In the Fountain Valley store called Oohs and Ahs where Mr. Fantastic, Invisible Woman, the Thing and Human Torch hang out with hundreds of other comic book characters such as Swamp Thing and X-Men, it seems that John Fulce, 34, has found his calling.
A one-time landscape architect, he is the keeper of 250,000 comic books, most selling for the bottom price of 75 cents each, but some that go for thousands of dollars. He said a recent auction by a collector brought $40,000 for an original Superman comic book.
"Comic book readers today are all collectors and investors," Fulce said, as a score of customers milled through his shop looking for new issues that arrive Fridays, as well as for conversation on what's happening in the comic book scene. "It's an investment for when I go to college," said Ross Hughes, 14, of Fountain Valley, who has $5,000 tied up in comic books through his minimum $5 weekly purchases. UC Irvine sophomore Alex Arden, 19, plunked down $44.15 for comic books, observing: "There are a lot of intelligent books and many are handled in a positive way."
And that, Fulce says, is what comic books are all about today, a substantial change from when they sold for 10 cents and featured Captain Marvel, Superman, Little Lulu and Archie.
"Besides an investment for collectors," he said, "they provide good reading because comics today are dealing with abortion, the drug scene, child molesting, divorce, murder and rape, and they have different heroes trying to do something about each of them."
Nathan Purkiss, 18, an Orange Coast College student who has $3,000 invested in his 1,000-book collection and was being questioned by parents and acquaintances about his choice of reading material, pointed out: "When I started playing football, it suddenly was OK to read them."
Fulce said that reading and collecting comic books is big business, declaring that he grossed $200,000 last year from a store that is open only half a day. "Six years ago when I first opened, I only grossed $45,000," he said, adding that part of the increase comes from comic book T-shirts he sells.
Ken Francis, 23, of Cypress, is just back from a 5,600- mile bicycle trip that took him through 11 states and two Canadian provinces.

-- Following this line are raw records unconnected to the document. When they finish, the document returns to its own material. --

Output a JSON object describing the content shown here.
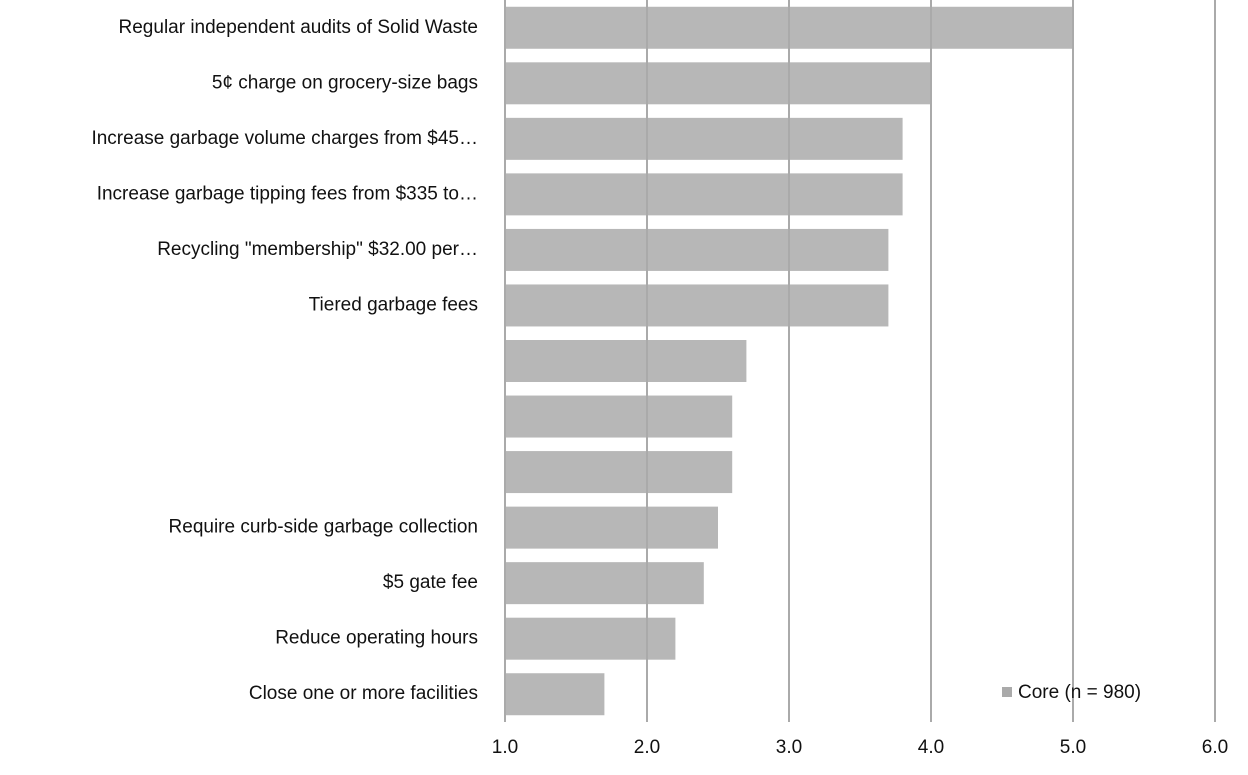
{
  "chart_data": {
    "type": "bar",
    "orientation": "horizontal",
    "categories": [
      "Regular independent audits of Solid Waste",
      "5¢ charge on grocery-size bags",
      "Increase garbage volume charges from $45…",
      "Increase garbage tipping fees from $335 to…",
      "Recycling \"membership\" $32.00 per…",
      "Tiered garbage fees",
      null,
      null,
      null,
      "Require curb-side garbage collection",
      "$5 gate fee",
      "Reduce operating hours",
      "Close one or more facilities"
    ],
    "series": [
      {
        "name": "Core (n = 980)",
        "color": "#aaaaaa",
        "values": [
          5.0,
          4.0,
          3.8,
          3.8,
          3.7,
          3.7,
          2.7,
          2.6,
          2.6,
          2.5,
          2.4,
          2.2,
          1.7
        ]
      }
    ],
    "xlim": [
      1,
      6
    ],
    "xticks": [
      {
        "value": 1,
        "label": "1.0"
      },
      {
        "value": 2,
        "label": "2.0"
      },
      {
        "value": 3,
        "label": "3.0"
      },
      {
        "value": 4,
        "label": "4.0"
      },
      {
        "value": 5,
        "label": "5.0"
      },
      {
        "value": 6,
        "label": "6.0"
      }
    ],
    "grid": true,
    "legend": "lower right"
  }
}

The tour lasted 104 days, some of it through 110-degree heat and days of driving rain.
But despite those discomforts, he is planning another trip next year, this time with about 20 cyclists who would perform a day of community work a week in each city they visit during a 10-month cross-country tour.
"I grew up in California and I wanted to see the contrast in America," said Francis, who started with two other cyclists but continued alone after they dropped out. "When you grow up in a city, you never get to see that much."

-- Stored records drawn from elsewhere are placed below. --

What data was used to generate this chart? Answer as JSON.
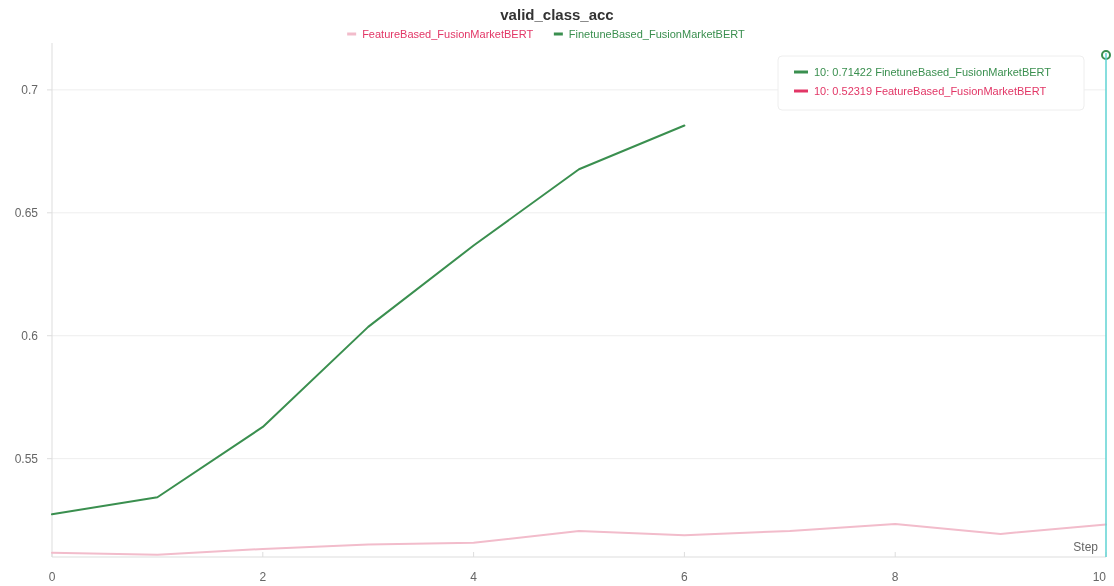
{
  "chart_data": {
    "type": "line",
    "title": "valid_class_acc",
    "xlabel": "Step",
    "x": [
      0,
      1,
      2,
      3,
      4,
      5,
      6,
      7,
      8,
      9,
      10
    ],
    "series": [
      {
        "name": "FeatureBased_FusionMarketBERT",
        "color": "#f2bccb",
        "values": [
          0.5117,
          0.5109,
          0.5133,
          0.5151,
          0.5158,
          0.5206,
          0.5188,
          0.5206,
          0.5234,
          0.5194,
          0.52319
        ]
      },
      {
        "name": "FinetuneBased_FusionMarketBERT",
        "color": "#3a8f4f",
        "values": [
          0.5274,
          0.5343,
          0.5629,
          0.6036,
          0.6367,
          0.6677,
          0.6855,
          null,
          null,
          null,
          0.71422
        ]
      }
    ],
    "xlim": [
      0,
      10
    ],
    "xticks": [
      0,
      2,
      4,
      6,
      8,
      10
    ],
    "ylim": [
      0.51,
      0.715
    ],
    "yticks": [
      0.55,
      0.6,
      0.65,
      0.7
    ],
    "grid": "y",
    "legend": "top",
    "line_style": "solid",
    "marker": "none",
    "ref_lines": [
      {
        "axis": "x",
        "value": 10,
        "color": "#5fd3d3"
      }
    ],
    "annotations": [
      "10: 0.71422 FinetuneBased_FusionMarketBERT",
      "10: 0.52319 FeatureBased_FusionMarketBERT"
    ]
  }
}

Said Francis: "I was sad that it ended."
John Stewart, 33, like most good reporters and editors, knew how to get to the point quickly, such as when he told a friend that the chemotherapy he was undergoing for cancer would either cure him or kill him. Well, the treatment didn't work, and before he died, he told the friend: "I've done everything I wanted to do."

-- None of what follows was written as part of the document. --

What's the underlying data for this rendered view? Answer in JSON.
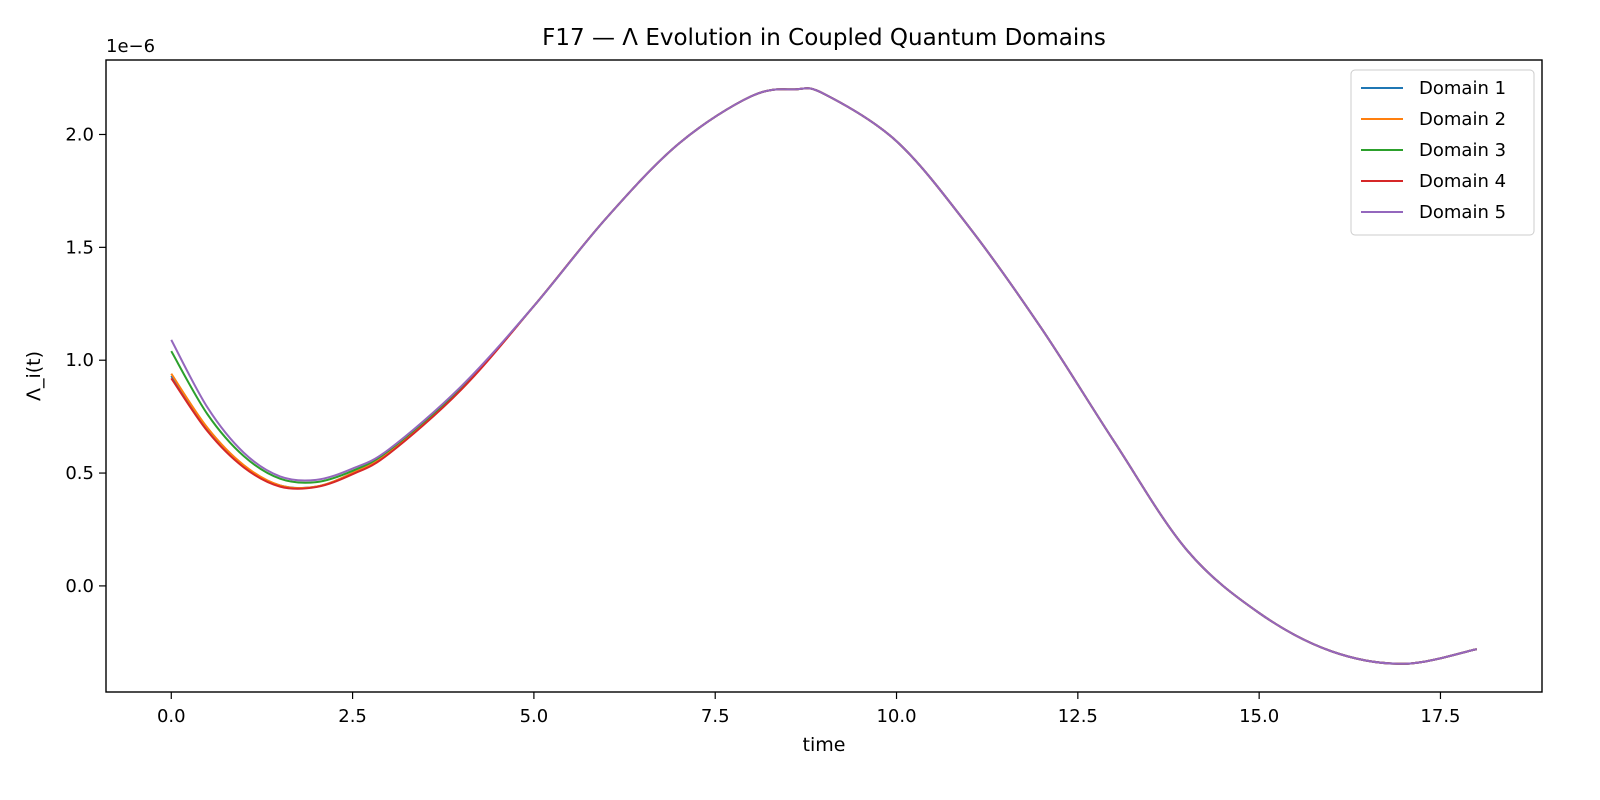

The Orange County Register journalist, who lived in Irvine, may have exaggerated that point a bit, so to perpetuate his name, a bunch of newspaper people will hold a memorial scholarship fund auction at 7 p.m. Nov. 1 at the Fluor Corp. in Irvine.
Besides offering some great auction items, the event will bring together employees of all of Orange County's major competing newspapers and news organizations, and some of his friends think that Stewart would have liked that kind of testy gathering.
Of course, Stewart would have wondered who was putting out the paper.
Acknowledgments--Kimberly Morris, 7, of Mission Viejo, named Orange County Ambassador for the Easter Seal Society of California, will help warn of dangers in Halloween night trick and treating . . . . 20-year U.S. Marine veteran Norman J. Brunner, 42, appointed administrative assistant at Fullerton Municipal Airport to monitor noise abatement and emergency-preparedness programs.